O ordenamento jurídico do Brasil não regimentou o vínculo entre indivíduos de sexo igual, porém não a proibiu, logicamente, nenhum homossexual poder ser privado de se unir a um outro com o desejo de coexistir afetivamente emanando uma família ou de erigir um legado junto ao seu companheiro. Como não foi a união entre indivíduos de mesmo sexo vedada de forma expressa pelo constituinte, resta concluir pela viabilidade jurídica de condecoração deste tipo de união. Todavia, toda ação possui uma reação, e serão, agora, analisadas algumas consequências do reconhecimento da união homoafetiva. 

A prática social tem exposto a vivência de pessoas do mesmo sexo convivendo como parceiros, levando uma vida de casados. A transformação do direito deve seguir as evoluções sociais, a partir de casos materiais que afeiçoem novas realidades nas relações entre pessoas. O princípio da igualdade previsto nos artigos 3º, inciso IV e 5º da Constituição Federal, extinguiu de forma definitiva, toda e qualquer forma de discriminação. Uma das metas presentes na disciplina dos direitos fundamentais, entre os mais conceituados pela doutrina, é o de garantir a não discriminação, de tal maneira, o referido princípio constitucional deve se aplicar a todos os direitos, abrangendo, ainda, os privilégios e prerrogativas individuais. 

A não existência de regulamentação não pode ser supina a padrão de impedimento para a condecoração de êxitos jurídicos que resultem de fato relevante conhecido pela sociedade em geral. Como sabemos, não são em todos os casos que a evolução do Legislativo acompanha as constantes mutações da sociedade. Cabe, então, ao Judiciário, valendo-se dos princípios exegeses, suplementar os hiatos existentes na lei, amoldando-as às carências sociais. 

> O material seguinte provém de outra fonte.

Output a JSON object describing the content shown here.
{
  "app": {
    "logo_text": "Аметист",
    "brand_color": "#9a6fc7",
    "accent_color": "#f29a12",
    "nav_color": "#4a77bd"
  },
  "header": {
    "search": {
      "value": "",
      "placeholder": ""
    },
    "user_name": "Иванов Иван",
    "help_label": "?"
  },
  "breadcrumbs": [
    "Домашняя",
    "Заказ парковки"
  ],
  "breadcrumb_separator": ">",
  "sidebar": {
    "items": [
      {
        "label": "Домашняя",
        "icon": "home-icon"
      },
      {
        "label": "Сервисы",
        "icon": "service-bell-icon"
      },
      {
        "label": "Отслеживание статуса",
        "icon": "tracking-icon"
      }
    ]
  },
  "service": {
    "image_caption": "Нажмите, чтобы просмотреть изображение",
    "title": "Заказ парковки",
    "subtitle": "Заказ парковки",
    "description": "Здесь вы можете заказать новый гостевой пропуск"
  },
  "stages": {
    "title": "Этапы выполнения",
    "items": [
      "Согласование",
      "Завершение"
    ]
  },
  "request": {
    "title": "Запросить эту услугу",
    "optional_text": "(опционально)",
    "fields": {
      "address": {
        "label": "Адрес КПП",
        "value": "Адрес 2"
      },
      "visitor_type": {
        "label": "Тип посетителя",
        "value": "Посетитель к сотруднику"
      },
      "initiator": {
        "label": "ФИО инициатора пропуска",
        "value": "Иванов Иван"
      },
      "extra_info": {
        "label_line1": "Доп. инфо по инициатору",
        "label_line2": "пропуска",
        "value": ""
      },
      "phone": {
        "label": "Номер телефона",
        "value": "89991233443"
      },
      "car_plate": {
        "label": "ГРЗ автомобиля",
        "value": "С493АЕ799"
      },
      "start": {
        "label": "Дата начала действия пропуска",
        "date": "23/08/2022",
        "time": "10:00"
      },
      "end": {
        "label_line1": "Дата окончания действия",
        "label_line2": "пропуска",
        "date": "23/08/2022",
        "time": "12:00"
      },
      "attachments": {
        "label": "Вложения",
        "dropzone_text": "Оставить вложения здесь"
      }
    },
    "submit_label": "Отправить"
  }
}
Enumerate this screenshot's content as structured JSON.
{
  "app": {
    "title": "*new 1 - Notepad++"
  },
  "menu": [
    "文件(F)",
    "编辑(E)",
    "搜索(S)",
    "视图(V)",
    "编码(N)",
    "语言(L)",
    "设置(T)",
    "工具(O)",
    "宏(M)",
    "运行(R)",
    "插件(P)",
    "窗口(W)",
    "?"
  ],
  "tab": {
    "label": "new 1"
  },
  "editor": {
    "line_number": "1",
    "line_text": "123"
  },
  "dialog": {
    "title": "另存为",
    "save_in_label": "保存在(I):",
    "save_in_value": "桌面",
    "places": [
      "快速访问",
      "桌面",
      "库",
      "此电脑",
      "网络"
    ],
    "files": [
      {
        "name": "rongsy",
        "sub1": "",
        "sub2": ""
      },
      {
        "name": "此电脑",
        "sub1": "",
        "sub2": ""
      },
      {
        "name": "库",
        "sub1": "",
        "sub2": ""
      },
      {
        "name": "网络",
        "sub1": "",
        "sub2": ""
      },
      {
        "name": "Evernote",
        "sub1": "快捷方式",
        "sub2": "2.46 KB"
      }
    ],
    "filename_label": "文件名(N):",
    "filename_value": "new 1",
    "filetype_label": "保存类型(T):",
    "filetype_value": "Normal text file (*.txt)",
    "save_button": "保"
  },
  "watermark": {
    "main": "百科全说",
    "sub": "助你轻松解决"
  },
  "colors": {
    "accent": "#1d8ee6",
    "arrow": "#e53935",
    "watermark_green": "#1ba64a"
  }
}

Por conseguinte, não se pode vedar a visão crítica e social para tentar crer que as parentelas homoparentais, por não apresentarem capacidade de se reproduzirem, simplesmente não podem ter filhos. O Judiciário Acreano, já em 2008, se mostrou ciente da existência cada vez mais hodierna que são crianças e jovens que vivem em um lar homossexual. Logo, infere-se que tanto crianças e adolescentes, assim como parceiros homossexuais buscam a consumação do sonho de organizarem uma família com a presença de filhos. Não enxergar essa realidade é dar vasão ao mecanismo da invisibilidade para adotar uma postura discriminatória. 

Uma possibilidade cada vez mais presente na sociedade, é de um dos parceiros (as) se submeter à uma procriação assistida. Este será o pai ou a mãe. O companheiro ou companheira, não envolvido no processo conceptivo, fica supresso da relação de parentesco, ainda que o filho tenha surgido através da vontade de ambos. Nessas hipóteses, o pai ou a mãe consanguínea é somente um do casal, mesmo que o filho tenha sido concebido por processo do qual ambos participaram. O mais relevante aqui é o surgimento da função de pai ou mãe não dependendo de um referencial ortodoxo, ligados ao sexo dos possíveis pais. 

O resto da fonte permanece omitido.